Laws and Policies

This section provides resources about the relationship of laws and policies to racial equity and inequity. The resources provide information about laws and policies with the explicit intent of advantaging groups allowed to be called white, and disadvantaging and, in some cases, dehumanizing and/or criminalizing, groups not allowed to be called white, as well as laws and policies with that impact if not that stated intent.  As an example of explicit intent, the documentary, Slavery by Another Name, shares that “after the failure of Reconstruction in 1877 and the removal of black men from political offices, Southern states enacted a series of laws….[that] penalized anyone attempting to leave a job before an advance had been worked off… vagrancy statutes made it a crime to be unemployed.” Examples of implicit intent include laws and policies including mandatory minimum sentencing guidelines created as part of the so-called “war on drugs,” laws and policies that link voting rights and felony convictions, “three strikes you are out” laws and policies, and current immigration policies.

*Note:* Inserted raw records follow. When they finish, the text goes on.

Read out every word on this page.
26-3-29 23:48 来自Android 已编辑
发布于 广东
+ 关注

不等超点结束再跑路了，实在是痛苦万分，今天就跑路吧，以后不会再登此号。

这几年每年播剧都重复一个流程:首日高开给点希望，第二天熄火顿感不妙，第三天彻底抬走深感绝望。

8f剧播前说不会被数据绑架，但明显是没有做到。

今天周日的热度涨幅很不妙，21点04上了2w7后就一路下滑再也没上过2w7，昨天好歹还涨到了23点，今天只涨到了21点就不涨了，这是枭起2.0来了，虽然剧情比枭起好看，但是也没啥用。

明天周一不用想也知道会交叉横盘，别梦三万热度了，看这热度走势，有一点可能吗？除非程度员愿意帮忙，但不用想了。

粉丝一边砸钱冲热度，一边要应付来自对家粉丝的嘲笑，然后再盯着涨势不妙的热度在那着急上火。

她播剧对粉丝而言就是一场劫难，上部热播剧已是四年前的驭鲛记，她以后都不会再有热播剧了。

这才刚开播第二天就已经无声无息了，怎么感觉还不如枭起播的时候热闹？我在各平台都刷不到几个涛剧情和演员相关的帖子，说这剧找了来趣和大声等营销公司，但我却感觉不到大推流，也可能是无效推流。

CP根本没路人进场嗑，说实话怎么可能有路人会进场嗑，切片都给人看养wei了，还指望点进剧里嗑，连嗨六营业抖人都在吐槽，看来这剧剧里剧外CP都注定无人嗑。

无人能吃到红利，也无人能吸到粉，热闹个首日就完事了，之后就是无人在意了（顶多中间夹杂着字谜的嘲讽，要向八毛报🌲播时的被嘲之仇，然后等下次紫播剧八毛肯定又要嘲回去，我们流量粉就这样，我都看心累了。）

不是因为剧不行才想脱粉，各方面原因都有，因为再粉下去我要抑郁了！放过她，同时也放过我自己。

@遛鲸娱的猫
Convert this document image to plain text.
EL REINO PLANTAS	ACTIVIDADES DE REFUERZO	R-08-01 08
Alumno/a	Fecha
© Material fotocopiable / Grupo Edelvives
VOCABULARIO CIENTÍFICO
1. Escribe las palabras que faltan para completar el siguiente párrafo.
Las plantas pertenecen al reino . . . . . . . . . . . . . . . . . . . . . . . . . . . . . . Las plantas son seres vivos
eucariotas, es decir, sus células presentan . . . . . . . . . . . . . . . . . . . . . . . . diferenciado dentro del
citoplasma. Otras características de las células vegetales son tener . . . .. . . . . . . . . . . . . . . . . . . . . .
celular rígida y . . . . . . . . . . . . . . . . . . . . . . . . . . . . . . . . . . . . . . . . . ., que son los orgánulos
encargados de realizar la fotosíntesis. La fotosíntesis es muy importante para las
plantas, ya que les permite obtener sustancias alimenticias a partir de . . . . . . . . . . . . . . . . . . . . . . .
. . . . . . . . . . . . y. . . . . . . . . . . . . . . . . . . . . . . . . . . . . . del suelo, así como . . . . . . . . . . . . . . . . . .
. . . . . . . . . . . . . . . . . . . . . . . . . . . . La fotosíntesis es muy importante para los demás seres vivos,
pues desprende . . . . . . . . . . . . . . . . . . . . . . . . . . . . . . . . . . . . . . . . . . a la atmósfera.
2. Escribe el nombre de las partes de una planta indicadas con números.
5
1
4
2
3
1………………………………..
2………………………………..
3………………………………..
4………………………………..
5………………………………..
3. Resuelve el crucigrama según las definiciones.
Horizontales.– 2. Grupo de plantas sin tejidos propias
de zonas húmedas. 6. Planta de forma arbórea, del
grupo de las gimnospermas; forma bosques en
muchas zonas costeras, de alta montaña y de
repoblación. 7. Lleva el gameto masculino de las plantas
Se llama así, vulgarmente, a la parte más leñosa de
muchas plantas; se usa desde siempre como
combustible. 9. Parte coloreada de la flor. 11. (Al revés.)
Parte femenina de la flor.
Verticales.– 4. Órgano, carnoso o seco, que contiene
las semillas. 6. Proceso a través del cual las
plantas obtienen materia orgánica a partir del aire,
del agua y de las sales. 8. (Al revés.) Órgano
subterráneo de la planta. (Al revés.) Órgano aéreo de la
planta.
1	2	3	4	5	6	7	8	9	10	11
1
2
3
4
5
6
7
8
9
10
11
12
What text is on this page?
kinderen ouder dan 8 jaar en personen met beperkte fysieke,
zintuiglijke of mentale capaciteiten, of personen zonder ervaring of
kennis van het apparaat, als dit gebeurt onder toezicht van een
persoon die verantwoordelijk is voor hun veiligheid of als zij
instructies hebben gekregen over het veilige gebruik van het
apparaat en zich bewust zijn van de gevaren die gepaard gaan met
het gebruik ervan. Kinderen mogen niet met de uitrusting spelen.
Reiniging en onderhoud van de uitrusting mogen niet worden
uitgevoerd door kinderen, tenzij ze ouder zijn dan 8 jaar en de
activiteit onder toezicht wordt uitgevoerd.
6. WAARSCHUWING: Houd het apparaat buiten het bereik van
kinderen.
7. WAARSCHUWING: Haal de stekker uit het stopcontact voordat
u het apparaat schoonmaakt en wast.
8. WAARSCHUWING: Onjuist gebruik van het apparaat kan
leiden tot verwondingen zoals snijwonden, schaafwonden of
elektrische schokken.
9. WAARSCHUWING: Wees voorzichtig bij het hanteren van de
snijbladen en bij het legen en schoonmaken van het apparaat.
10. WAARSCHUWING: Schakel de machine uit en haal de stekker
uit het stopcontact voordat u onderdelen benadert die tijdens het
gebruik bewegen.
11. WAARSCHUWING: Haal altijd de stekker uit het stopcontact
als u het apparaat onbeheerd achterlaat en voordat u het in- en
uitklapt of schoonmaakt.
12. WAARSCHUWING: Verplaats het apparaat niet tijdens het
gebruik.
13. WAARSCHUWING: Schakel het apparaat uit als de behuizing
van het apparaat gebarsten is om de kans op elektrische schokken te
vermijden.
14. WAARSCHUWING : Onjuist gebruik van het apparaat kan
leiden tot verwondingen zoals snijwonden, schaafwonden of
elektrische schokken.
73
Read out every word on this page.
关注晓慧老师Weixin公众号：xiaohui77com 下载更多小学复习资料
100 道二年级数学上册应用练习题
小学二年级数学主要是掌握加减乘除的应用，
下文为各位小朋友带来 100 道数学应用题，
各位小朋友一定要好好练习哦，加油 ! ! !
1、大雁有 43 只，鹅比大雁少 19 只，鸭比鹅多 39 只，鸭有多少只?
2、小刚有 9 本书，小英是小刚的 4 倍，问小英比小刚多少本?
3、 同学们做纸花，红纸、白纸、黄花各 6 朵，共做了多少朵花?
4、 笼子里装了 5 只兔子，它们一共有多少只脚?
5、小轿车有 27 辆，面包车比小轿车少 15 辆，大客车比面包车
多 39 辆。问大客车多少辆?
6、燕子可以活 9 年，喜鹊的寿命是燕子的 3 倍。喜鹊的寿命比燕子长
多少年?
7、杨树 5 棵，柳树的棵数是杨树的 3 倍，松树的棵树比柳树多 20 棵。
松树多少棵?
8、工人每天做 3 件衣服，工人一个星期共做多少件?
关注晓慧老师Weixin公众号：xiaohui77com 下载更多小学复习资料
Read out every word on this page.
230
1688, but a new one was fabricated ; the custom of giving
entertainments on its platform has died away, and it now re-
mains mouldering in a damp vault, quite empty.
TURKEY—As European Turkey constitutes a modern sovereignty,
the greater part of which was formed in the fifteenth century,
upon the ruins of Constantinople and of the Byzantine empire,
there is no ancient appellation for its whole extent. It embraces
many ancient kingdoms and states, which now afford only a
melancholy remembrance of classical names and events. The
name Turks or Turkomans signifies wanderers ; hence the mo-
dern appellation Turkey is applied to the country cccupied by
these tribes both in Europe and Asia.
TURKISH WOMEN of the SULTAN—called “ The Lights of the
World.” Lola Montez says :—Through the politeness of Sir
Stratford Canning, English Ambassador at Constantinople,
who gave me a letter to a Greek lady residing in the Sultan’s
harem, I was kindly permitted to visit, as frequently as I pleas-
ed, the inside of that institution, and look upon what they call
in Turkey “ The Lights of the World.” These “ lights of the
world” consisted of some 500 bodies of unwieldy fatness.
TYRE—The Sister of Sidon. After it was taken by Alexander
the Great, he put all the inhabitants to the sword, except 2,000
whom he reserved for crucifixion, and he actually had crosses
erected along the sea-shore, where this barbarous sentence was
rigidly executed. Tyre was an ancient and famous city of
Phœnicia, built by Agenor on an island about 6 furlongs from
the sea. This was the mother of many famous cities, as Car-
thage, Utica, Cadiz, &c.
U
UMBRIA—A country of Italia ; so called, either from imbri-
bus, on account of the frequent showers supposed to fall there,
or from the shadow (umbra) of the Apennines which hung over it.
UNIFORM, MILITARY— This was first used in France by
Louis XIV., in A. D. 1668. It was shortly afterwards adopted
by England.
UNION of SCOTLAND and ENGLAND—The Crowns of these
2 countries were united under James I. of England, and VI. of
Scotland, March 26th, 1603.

Resources also share ways in which the existence of a range of laws and policies simultaneously create and respond to cultural messages, particularly in terms of which groups have been deemed worthy of protection and support (white women, Irish, Jewish and Italian immigrants at particular points in time) and which were not (Native Americans, recently emancipated African-Americans). Karen Brodkin, in her book How the Jews Became White writes about how in the 19th century United States anti-working class and anti-immigrant notions were tied together, and both were deeply tied to shifts in the need for particular kinds of labor. Brodkin argues that this occurred because people in power in the United States were threatened by a large influx of immigrants.